Elle n’est pas normale.
C’est normal.
Typographie Normal.
Quasi-normalité.
Nouvelle normalité.
C’est la norme.

Je me questionne souvent sur ce que l’on considère être normal et anormal. J’écrivais d’ailleurs dans mon roman: « la normalité nous obsède puisqu’elle n’existe pas ». Qui a inventé la norme? Cette règle à suivre? Et je ne parle pas de normes juridiques, mais bien de nos baromètres sociaux. Et souvent, de ces normes que nous nous imposons nous-mêmes.

Pour les perfectionnistes, la normalité ne nous suffit pas. Je me rappelle plus jeune avoir été obsédée par l’idée de surpasser la normalité. Être plus mince que la normale, plus en forme, voyager plus, avoir plus d’idées, plus, toujours plus.

Cette normalité nous rend collectivement malades d’une certaine façon.
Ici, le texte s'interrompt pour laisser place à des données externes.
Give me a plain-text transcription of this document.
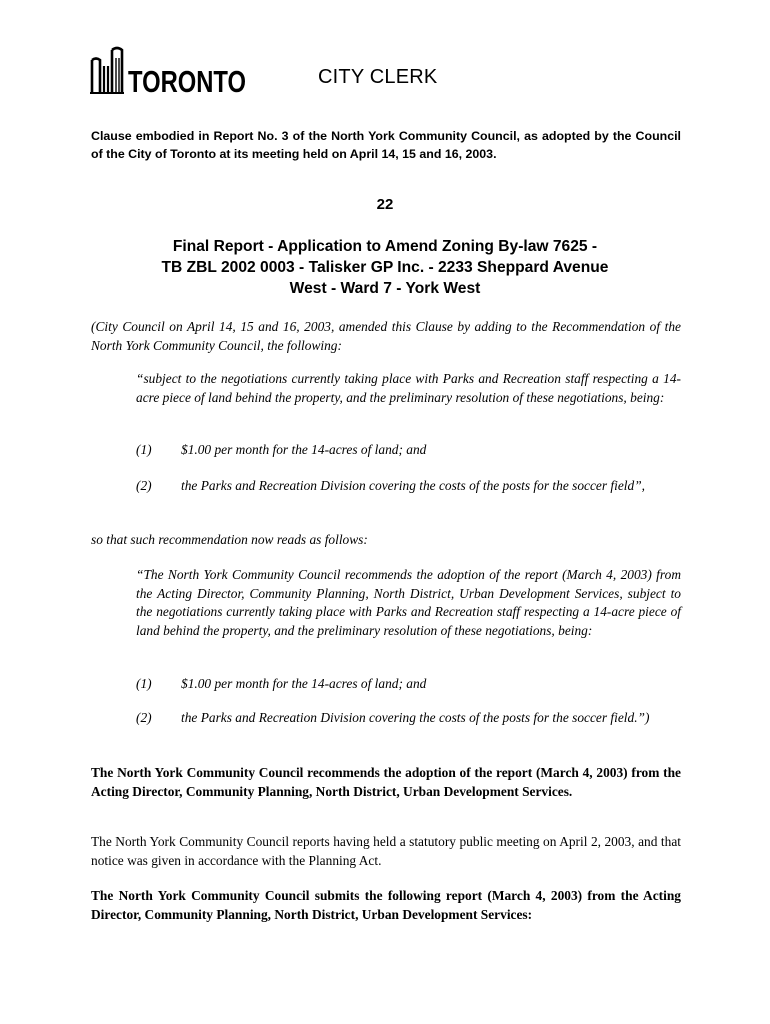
TORONTO	CITY CLERK
Clause embodied in Report No. 3 of the North York Community Council, as adopted by the Council of the City of Toronto at its meeting held on April 14, 15 and 16, 2003.
22
Final Report - Application to Amend Zoning By-law 7625 -
TB ZBL 2002 0003 - Talisker GP Inc. - 2233 Sheppard Avenue
West - Ward 7 - York West
(City Council on April 14, 15 and 16, 2003, amended this Clause by adding to the Recommendation of the North York Community Council, the following:
“subject to the negotiations currently taking place with Parks and Recreation staff respecting a 14-acre piece of land behind the property, and the preliminary resolution of these negotiations, being:
(1)	$1.00 per month for the 14-acres of land; and
(2)	the Parks and Recreation Division covering the costs of the posts for the soccer field”,
so that such recommendation now reads as follows:
“The North York Community Council recommends the adoption of the report (March 4, 2003) from the Acting Director, Community Planning, North District, Urban Development Services, subject to the negotiations currently taking place with Parks and Recreation staff respecting a 14-acre piece of land behind the property, and the preliminary resolution of these negotiations, being:
(1)	$1.00 per month for the 14-acres of land; and
(2)	the Parks and Recreation Division covering the costs of the posts for the soccer field.”)
The North York Community Council recommends the adoption of the report (March 4, 2003) from the Acting Director, Community Planning, North District, Urban Development Services.
The North York Community Council reports having held a statutory public meeting on April 2, 2003, and that notice was given in accordance with the Planning Act.
The North York Community Council submits the following report (March 4, 2003) from the Acting Director, Community Planning, North District, Urban Development Services:
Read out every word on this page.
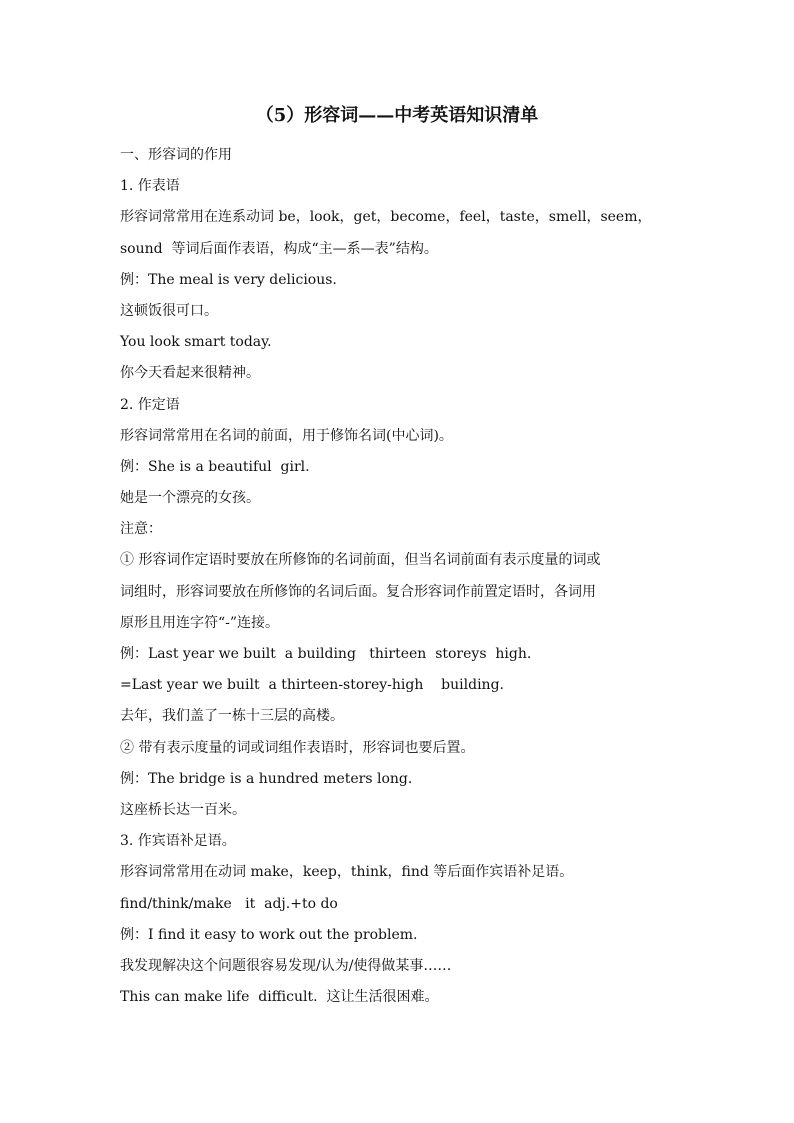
（5）形容词——中考英语知识清单
一、形容词的作用
1. 作表语
形容词常常用在连系动词 be，look，get，become，feel，taste，smell，seem，
sound  等词后面作表语，构成“主—系—表”结构。
例：The meal is very delicious.
这顿饭很可口。
You look smart today.
你今天看起来很精神。
2. 作定语
形容词常常用在名词的前面，用于修饰名词(中心词)。
例：She is a beautiful  girl.
她是一个漂亮的女孩。
注意：
① 形容词作定语时要放在所修饰的名词前面，但当名词前面有表示度量的词或
词组时，形容词要放在所修饰的名词后面。复合形容词作前置定语时，各词用
原形且用连字符“-”连接。
例：Last year we built  a building   thirteen  storeys  high.
=Last year we built  a thirteen-storey-high    building.
去年，我们盖了一栋十三层的高楼。
② 带有表示度量的词或词组作表语时，形容词也要后置。
例：The bridge is a hundred meters long.
这座桥长达一百米。
3. 作宾语补足语。
形容词常常用在动词 make，keep，think，find 等后面作宾语补足语。
find/think/make   it  adj.+to do
例：I find it easy to work out the problem.
我发现解决这个问题很容易发现/认为/使得做某事……
This can make life  difficult.  这让生活很困难。
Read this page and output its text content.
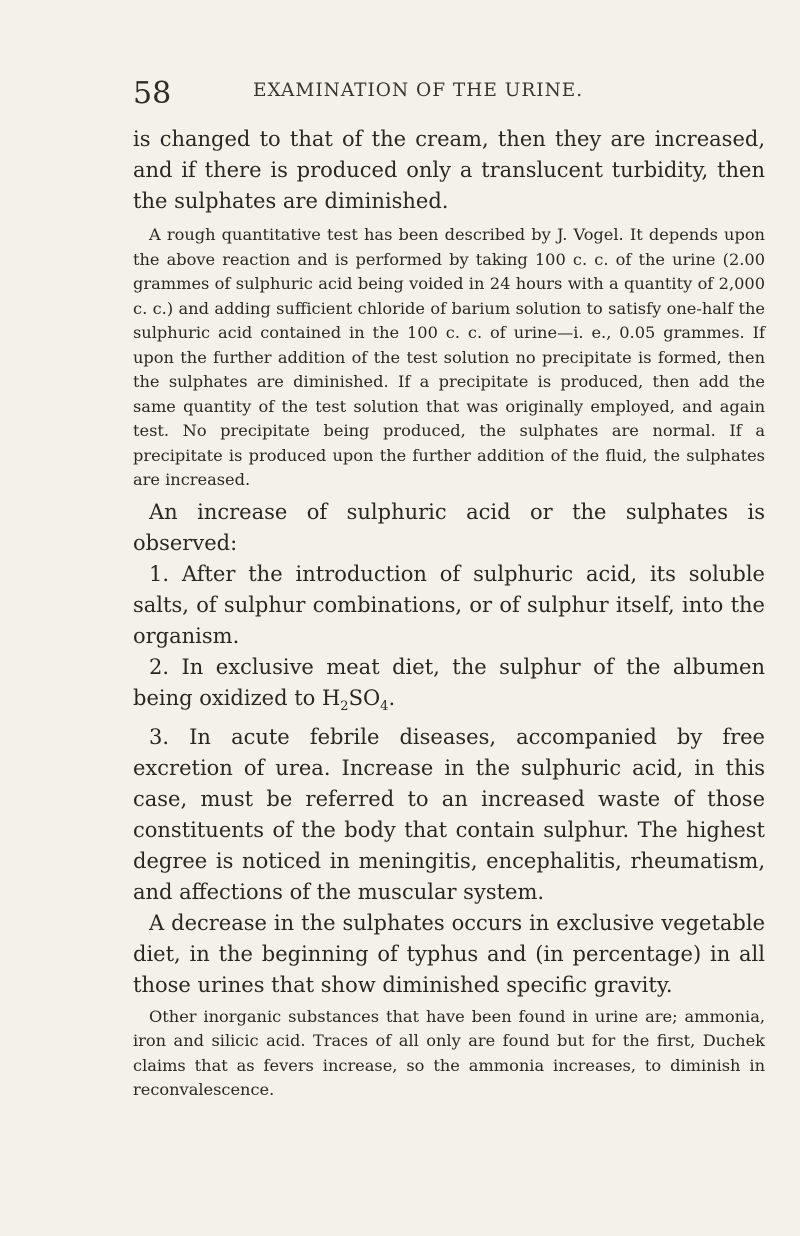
58	EXAMINATION OF THE URINE.

is changed to that of the cream, then they are increased, and if there is produced only a translucent turbidity, then the sulphates are diminished.

A rough quantitative test has been described by J. Vogel. It depends upon the above reaction and is performed by taking 100 c. c. of the urine (2.00 grammes of sulphuric acid being voided in 24 hours with a quantity of 2,000 c. c.) and adding sufficient chloride of barium solution to satisfy one-half the sulphuric acid contained in the 100 c. c. of urine—i. e., 0.05 grammes. If upon the further addition of the test solution no precipitate is formed, then the sulphates are diminished. If a precipitate is produced, then add the same quantity of the test solution that was originally employed, and again test. No precipitate being produced, the sulphates are normal. If a precipitate is produced upon the further addition of the fluid, the sulphates are increased.

An increase of sulphuric acid or the sulphates is observed:

1. After the introduction of sulphuric acid, its soluble salts, of sulphur combinations, or of sulphur itself, into the organism.

2. In exclusive meat diet, the sulphur of the albumen being oxidized to $H_2SO_4$.

3. In acute febrile diseases, accompanied by free excretion of urea. Increase in the sulphuric acid, in this case, must be referred to an increased waste of those constituents of the body that contain sulphur. The highest degree is noticed in meningitis, encephalitis, rheumatism, and affections of the muscular system.

A decrease in the sulphates occurs in exclusive vegetable diet, in the beginning of typhus and (in percentage) in all those urines that show diminished specific gravity.

Other inorganic substances that have been found in urine are; ammonia, iron and silicic acid. Traces of all only are found but for the first, Duchek claims that as fevers increase, so the ammonia increases, to diminish in reconvalescence.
Si tu as 30 ans et plus, tu dois connaitre le refrain.
Tu retournes aux études? Pas normal.
Tu es célibataire? Pas normal.
Tu n’as pas de voiture? Pas normal.
Tu es prof de yoga? Pas normal.

Et c’est encore pire si tu as un enfant.
Elle ne fait pas ses nuits? Pas normal.
Elle pleure le soir? Pas normal.
Elle boit aux 2 heures? Pas normal.
Elle dort dans ton lit? Pas normal.

C’est en lisant le journal et cette rengaine de « retrouver la vie pré-COVID » que j’ai eu l’idée de cet article. Car il n’y a rien que je redoute plus que de retrouver cette « normalité ». Celle où l’on travaillait trop, qu’on s’étourdissait dans le social et les agendas pas possibles, qu’on courait d’un party de noël à l’autre, qu’on avait plus de temps à accorder aux autres plutôt qu’à soi. Bien sûr, il y a une tonne d’aspects que j’ai hâte de retrouver, mais pouvons-nous vraiment dire que cette vie-là était la normale?
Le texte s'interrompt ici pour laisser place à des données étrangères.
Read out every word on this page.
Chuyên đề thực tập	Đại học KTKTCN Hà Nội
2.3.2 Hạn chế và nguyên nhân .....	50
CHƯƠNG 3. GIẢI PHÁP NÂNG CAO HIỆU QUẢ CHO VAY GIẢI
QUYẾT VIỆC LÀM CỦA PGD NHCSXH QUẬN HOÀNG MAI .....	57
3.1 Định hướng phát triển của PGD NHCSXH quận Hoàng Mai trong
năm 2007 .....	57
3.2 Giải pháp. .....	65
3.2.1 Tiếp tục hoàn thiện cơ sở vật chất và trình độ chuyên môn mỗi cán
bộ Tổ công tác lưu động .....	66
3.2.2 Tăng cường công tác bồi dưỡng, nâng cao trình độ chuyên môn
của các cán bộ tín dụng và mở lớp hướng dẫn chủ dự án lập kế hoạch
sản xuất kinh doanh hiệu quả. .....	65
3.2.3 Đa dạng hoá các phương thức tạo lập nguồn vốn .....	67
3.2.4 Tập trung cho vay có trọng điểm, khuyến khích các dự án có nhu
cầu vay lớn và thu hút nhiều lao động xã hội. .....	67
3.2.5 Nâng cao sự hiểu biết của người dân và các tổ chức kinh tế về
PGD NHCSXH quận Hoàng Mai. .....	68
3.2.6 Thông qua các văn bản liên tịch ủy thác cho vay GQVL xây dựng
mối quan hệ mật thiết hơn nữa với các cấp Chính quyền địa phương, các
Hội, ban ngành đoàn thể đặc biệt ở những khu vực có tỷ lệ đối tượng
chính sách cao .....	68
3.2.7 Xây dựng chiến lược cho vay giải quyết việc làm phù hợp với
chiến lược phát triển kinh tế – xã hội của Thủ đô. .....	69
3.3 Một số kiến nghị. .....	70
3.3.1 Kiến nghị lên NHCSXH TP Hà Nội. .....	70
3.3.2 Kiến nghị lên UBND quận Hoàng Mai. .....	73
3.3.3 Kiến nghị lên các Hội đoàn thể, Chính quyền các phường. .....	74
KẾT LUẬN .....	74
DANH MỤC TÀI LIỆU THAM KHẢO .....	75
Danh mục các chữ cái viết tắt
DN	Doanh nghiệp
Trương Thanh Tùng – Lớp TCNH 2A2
Ça me fait penser à mon propre combat de retrouver un corps prénatal. Quand j’ai tenté de remettre mes vêtements un mois après l’accouchement, j’ai eu un moment de découragement extrême. Je me sentais pourtant bien dans ma peau, dans ce nouveau corps qui a donné la vie et qui alimente chaque jour ma petite cocotte. Mais voilà que mes vêtements trop serrés me rappelaient un corps de jadis. Un corps en forme que j’aimais et qu’il me fallait retrouver à tout prix. Une semaine de lamentations plus tard, je m’énervais tellement que j’ai décidé de changer mon approche. Je m’achetai tout simplement de nouveaux vêtements pour cette « nouvelle normalité » et retrouvai ainsi ma santé mentale.

Car à quoi bon s’acharner sur ce qui n’est plus? Le passé est de toute façon trop souvent romancé pour s’y lover. Étant des êtres en perpétuel changement, comment pouvons-nous souhaiter le retour à ce que nous étions? N’est-ce pas le souhait et la beauté d’une vie? D’évoluer?

Imaginez une vie de normal.
Un café normal.
Un voyage normal.
Un hôtel normal.
Un party normal.

Souhaitons-nous au contraire des rebondissements, des couleurs, des découvertes, de la passion. Souhaitons-nous tout sauf du normal.